Estimation of Response Expectation Bounds under Parametric P-Boxes by Combining Bayesian Global Optimization with Unscented Transform

Abstract

In engineering analysis, propagating parametric probability boxes (p-boxes) remains a challenge because a computationally expensive nested solution scheme is involved. To tackle this challenge, this paper proposes a novel optimization-integration method to propagate parametric probability boxes (p-boxes), mainly focusing on estimating the lower and upper bounds of structural response expectation for linear and moderately nonlinear problems. A model-based optimization scheme, named Bayesian global optimization, is first introduced to explore the space of distribution parameters. Subsequently, an efficient numerical integration method, named unscented transform, is employed to estimate the response expectation with a given set of distribution parameters. Compared with existing optimization-integration methods, the proposed method has three advantages.
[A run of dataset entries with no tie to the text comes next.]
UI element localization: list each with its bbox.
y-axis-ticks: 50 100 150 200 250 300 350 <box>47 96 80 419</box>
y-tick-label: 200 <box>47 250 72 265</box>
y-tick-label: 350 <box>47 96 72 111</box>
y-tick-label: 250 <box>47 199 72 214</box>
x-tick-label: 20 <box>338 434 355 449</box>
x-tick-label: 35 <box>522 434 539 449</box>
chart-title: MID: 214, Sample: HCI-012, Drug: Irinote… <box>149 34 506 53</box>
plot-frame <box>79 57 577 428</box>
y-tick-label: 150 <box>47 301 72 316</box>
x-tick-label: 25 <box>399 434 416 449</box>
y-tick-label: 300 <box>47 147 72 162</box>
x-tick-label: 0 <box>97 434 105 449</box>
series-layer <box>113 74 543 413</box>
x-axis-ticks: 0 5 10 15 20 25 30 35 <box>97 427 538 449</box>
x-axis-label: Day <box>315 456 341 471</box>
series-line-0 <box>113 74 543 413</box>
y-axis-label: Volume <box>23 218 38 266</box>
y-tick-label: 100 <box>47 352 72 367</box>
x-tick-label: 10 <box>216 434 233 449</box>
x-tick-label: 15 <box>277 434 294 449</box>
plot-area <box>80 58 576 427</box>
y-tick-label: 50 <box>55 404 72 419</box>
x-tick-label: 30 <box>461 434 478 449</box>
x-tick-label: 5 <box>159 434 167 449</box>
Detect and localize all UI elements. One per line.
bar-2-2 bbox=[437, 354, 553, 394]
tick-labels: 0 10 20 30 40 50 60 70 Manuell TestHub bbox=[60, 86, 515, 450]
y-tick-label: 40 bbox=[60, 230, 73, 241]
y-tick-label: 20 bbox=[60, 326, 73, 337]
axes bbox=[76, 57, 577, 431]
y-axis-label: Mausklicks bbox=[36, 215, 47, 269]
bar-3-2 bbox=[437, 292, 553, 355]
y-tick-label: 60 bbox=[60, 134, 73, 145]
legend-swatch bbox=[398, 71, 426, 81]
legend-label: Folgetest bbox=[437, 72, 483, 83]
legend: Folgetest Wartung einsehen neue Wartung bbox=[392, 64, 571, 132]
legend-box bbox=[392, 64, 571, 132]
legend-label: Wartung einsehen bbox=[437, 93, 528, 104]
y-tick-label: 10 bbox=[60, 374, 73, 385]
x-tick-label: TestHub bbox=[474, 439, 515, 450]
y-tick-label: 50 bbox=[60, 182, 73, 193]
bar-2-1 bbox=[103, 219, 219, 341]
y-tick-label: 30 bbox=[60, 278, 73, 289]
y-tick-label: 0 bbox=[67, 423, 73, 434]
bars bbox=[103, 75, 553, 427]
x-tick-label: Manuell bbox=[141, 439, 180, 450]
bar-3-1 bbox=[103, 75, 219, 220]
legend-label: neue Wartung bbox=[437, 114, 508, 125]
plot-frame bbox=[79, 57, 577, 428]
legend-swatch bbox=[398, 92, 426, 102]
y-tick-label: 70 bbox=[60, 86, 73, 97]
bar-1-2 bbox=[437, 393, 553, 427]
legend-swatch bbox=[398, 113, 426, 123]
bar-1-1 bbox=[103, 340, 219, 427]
First, the response expectation bounds are successively estimated, allowing for the reuse of samples generated from the lower-bound estimation in the upper-bound estimation. Second, the approximation error introduced by the numerical integration method is considered. Third, computational efficiency in both the optimization and integration processes is improved. Four applications are investigated to validate the effectiveness of the proposed method, showing its ability to balance computational efficiency and accuracy when evaluating response expectation bounds.